2. Le altre confessioni o comunità cristiane
non-cattoliche, dopo la separazione dalla Chiesa cattolica, hanno mantenuto
certamente dei valori fondamentali,
come la fede nella SS.Trinità e in Cristo Redentore, il Battesimo, il desiderio
della salvezza, l’idea della comunità cristiana, il rispetto per la Bibbia e
per i divini comandamenti. Ma, come avverte il Concilio, hanno mantenuto
«lacune» ed «ostacoli», che impediscono ad esse di abbracciare in pienezza la
verità cattolica.
3. Non c’è dubbio che siamo già tutti uniti nella
comune fede in Cristo, sennò non ci dichiareremmo
tutti cristiani. Tuttavia la questione ecumenica sta nel fatto che non tutti accolgono
in pienezza la verità del Vangelo insegnata, in questa pienezza, solo dalla Chiesa
cattolica. Quindi, come avverte il Concilio, perché le comunità separate
possano dirsi pienamente cristiane, occorre che abbandonino i loro errori ed entrino in piena comunione con la Chiesa
cattolica.
4. Un’accolta disordinata e disorganica come
quella attuale di una pluralità di formazioni cristiane non-cattoliche, ognuna
con una propria soggettiva interpretazione del Vangelo, non corrisponde affatto
alla volontà di Cristo, così come invece corrisponde la realtà della Chiesa
cattolica, benché tra di loro possa esserci una qualche integrazione reciproca.

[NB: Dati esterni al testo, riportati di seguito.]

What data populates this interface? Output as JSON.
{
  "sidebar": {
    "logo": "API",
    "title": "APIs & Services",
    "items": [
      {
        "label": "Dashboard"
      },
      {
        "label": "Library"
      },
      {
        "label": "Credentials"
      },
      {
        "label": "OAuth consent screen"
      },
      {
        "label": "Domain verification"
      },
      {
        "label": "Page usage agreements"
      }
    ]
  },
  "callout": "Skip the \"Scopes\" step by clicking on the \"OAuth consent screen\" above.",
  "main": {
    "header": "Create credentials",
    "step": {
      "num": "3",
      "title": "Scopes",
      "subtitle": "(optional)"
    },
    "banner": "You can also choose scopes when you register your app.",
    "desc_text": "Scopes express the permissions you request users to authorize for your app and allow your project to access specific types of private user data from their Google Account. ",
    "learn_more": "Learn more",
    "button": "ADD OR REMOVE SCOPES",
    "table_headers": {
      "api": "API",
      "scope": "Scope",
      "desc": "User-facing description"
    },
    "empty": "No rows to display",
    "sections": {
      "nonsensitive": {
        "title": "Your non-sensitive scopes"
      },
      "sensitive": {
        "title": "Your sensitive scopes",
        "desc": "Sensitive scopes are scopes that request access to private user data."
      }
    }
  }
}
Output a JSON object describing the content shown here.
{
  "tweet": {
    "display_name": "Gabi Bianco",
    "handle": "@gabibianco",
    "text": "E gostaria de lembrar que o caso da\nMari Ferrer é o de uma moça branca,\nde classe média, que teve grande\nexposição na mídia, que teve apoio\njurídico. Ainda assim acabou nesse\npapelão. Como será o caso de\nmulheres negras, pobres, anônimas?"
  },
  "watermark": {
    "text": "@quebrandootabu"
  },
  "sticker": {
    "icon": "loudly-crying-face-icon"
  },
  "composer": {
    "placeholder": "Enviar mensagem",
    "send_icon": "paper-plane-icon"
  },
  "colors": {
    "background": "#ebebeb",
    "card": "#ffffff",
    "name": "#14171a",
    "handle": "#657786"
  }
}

5. Compito dei teologi e dei predicatori
cattolici è quello di appoggiare il Papa nell’annuncio dell’integralità del
Vangelo, mostrando con persuasivi argomenti ai fratelli separati quali sono le
verità evangeliche, che essi devono abbracciare per essere pienamente fedeli al
Vangelo.
6. Il demonio non è solo il divisore, ma
anche il falsario. Egli non si limita a suscitare scismi e ribellioni, a dividere
i cattolici fra di loro spezzando il vincolo della carità, sostituita
dall’odio, dall’antagonismo e dall’invidia, ma tenta anche di allontanare i cattolici
dalla verità di fede e di impedire ai non-cattolici di abiurare ai loro errori per
abbracciare la pienezza della verità.
7. Di somma importanza è la preghiera, anche
ecumenica, nella quale occorre chiedere allo Spirito Santo che «tutti siano
uno», che siamo docili ai suoi impulsi, che lo Spirito Santo unisca i cuori e
le menti, che tolga le divisioni, i giudizi malevoli, affrettati e ingiusti, le
ipocrisie, le adulazioni, l’orgoglio, la litigiosità, le doppiezze, le tergiversazioni,
le calunnie, le reciproche incomprensioni, le reticenze, le sopraffazioni, i
toni aggressivi, le impazienze, le durezze di cuore, le opposizioni ostinate e
gli odi, ed aumenti in tutti la carità e la reciproca collaborazione nelle
opere buone, conduca i fratelli separati alla pienezza della verità custodita
dalla Chiesa cattolica sotto la guida del Papa.
8. Non c’è dubbio che molti fratelli separati
siano in buona fede. Ciò consente la realizzazione di quello che Papa Francesco
ha chiamato con bella e tradizionale espressione «martirio del sangue», al quale
si può far corrispondere un ecumenismo del sangue. Ciò non toglie che dobbiamo cercare
con carità di illuminarli. Ciò tuttavia giustifica
il diritto civile alla loro libertà religiosa, della quale già S.Tommaso parla[1]
e questi cristiani un buona fede possono essere migliori di quei cattolici, che
conoscono la verità, ma non la mettono in pratica.